There are two varieties of Typhoid Mary. The first (and perhaps worst) being that person who brazenly ignores the tongs and picks up everything with her fingers. As if to say “I realize I’m spreading the plague to all the underprivileged people behind me in line, but how am I supposed to know if this lettuce is fresh unless I have personally touched every single inch of it with my sticky, nasty, butter covered fingers!”

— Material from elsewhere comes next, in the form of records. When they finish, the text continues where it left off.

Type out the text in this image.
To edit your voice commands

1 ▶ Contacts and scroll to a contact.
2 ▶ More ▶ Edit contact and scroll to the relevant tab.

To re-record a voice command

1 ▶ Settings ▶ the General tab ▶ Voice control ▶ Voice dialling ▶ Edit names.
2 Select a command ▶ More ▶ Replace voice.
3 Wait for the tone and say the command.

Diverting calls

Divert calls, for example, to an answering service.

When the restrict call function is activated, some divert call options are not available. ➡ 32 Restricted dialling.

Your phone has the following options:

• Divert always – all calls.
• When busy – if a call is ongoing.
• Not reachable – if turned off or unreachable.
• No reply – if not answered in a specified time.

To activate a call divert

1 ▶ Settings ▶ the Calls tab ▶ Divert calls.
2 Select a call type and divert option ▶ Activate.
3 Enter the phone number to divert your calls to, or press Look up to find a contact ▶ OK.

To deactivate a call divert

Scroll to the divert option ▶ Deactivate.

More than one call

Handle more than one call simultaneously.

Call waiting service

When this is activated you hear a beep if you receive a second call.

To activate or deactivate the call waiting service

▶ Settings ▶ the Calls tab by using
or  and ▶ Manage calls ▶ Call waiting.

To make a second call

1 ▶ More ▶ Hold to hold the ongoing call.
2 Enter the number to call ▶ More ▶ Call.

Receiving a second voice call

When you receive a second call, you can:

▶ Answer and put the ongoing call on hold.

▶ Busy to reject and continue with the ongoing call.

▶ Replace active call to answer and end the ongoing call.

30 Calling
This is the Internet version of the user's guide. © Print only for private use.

The second variety is that person who takes the salad dressing on a worldwide tour of the other salad dressings before dressing their salad with it. This person believes that their ranch dressing needs to personally evangelize all the other dressings and, thus, casts their seeds of ranchyness liberally over all the other little bowls.

The plague starts here!

4. The cell phone guy

Ah, the cell phone guy. A guy who is so busy that he can’t get off the phone to get his salad. This wouldn’t normally bother me, but this isn’t the sort of person who just tucks the phone in their shoulder and moves as quick as they can through the line. No, no no. This is the type of person who stops salading to tell a brief joke, or say “Oh no she didn’t.” Or “he said what?” And invariably being “A cell phone guy” leads to being one of the other three categories.

And finally, my personal favorite

5. The little girl who talks to the salad.

And no I am no making this up. A cute little five year old girl with (I kid you not) blond pig tails stood in front of me in line and had an intimate conversation with each individual member of her salad.

“Where would you like to go?” She asked her lettuce. “How many of you want to come” she asked the corn. I don’t know whether she had recently escaped from an asylum or if her parents had her hopped up on Children’s Tylenol but she is now officially my favorite child ever.

  1. Thanks for giving me a few laughs when I should be studying. =]

  2. Micah says:

    All part of the service 🙂 and my absolute pleasure!